Kilometric queues and duplicate prices: why the pandemic has turned bags into a great investment

Queues outside a Chanel store in Hong Kong last December Photo: Gettyimages

Last summer, Forbes magazine echoed the unexpected value as an asset that these pieces were acquiring. According to the data agency Art Market Research, the potential of the bags exceeded that of classic cars and even that of certain works of art. He used those of Chanel, Louis Vuitton and Hermés as an example: their value, specifically that of some of their longest-lived models, had increased by 83% in the last ten years. Luxury watches, for example, had only increased in value by 62%, and the first editions of great literary works, by 43%. In those ten years, the Birkin had almost doubled its value (93%), Chanel's 2.55 had risen no less than 132%. It is not surprising, then, that the banner has decided to follow this strategy of escalating prices and exclusivity or scarcity in inventory to position itself, in the medium term, as the most coveted model in the world.

Meanwhile, there are other new generation models that are pointing ways. As the second-hand bag sales platform Rebag reported a few months ago, Bottega Veneta models in the era of Daniel Lee as creative director, that is, from 2017 to 2021, are sold "in a matter of weeks" to almost the same price of its value in store.

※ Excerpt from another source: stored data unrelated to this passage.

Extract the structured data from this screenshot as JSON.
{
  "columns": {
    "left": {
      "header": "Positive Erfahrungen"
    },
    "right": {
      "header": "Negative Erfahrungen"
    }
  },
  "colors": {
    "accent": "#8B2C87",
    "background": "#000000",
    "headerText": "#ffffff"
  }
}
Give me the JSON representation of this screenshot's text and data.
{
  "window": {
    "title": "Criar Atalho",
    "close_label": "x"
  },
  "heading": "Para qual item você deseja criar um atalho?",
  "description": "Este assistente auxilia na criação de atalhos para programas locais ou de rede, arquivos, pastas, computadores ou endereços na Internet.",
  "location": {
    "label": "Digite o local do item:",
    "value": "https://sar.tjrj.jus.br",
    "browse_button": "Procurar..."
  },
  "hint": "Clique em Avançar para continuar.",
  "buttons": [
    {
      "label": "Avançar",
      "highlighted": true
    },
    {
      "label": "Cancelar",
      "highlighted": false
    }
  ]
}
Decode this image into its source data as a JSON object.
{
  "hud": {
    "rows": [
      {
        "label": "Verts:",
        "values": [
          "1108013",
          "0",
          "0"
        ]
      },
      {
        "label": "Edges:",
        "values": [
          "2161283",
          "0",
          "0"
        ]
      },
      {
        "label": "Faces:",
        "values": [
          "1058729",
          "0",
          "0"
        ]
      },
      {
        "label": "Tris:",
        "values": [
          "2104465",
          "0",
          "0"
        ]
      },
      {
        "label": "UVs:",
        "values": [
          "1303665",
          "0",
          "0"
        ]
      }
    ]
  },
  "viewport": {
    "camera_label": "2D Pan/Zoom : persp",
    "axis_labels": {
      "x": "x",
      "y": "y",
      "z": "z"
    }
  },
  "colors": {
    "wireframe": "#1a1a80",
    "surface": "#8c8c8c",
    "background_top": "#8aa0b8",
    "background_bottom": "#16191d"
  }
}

The rage for investing in classic bags, regardless of their price, is such that the madness has already reached the metaverse. Recently, Hermés itself has taken legal action against Maison Rothschild, a company that commercialized MetaBrikins in NFT format, that is, exclusive, expensive and virtual. For their part, the large luxury conglomerates work on huge blockchain systems such as Aura, created by LVMH, to be able to trace the origin and transactions of these digital assets. It seems that the obsession with certain models no longer has to do only with physical possession.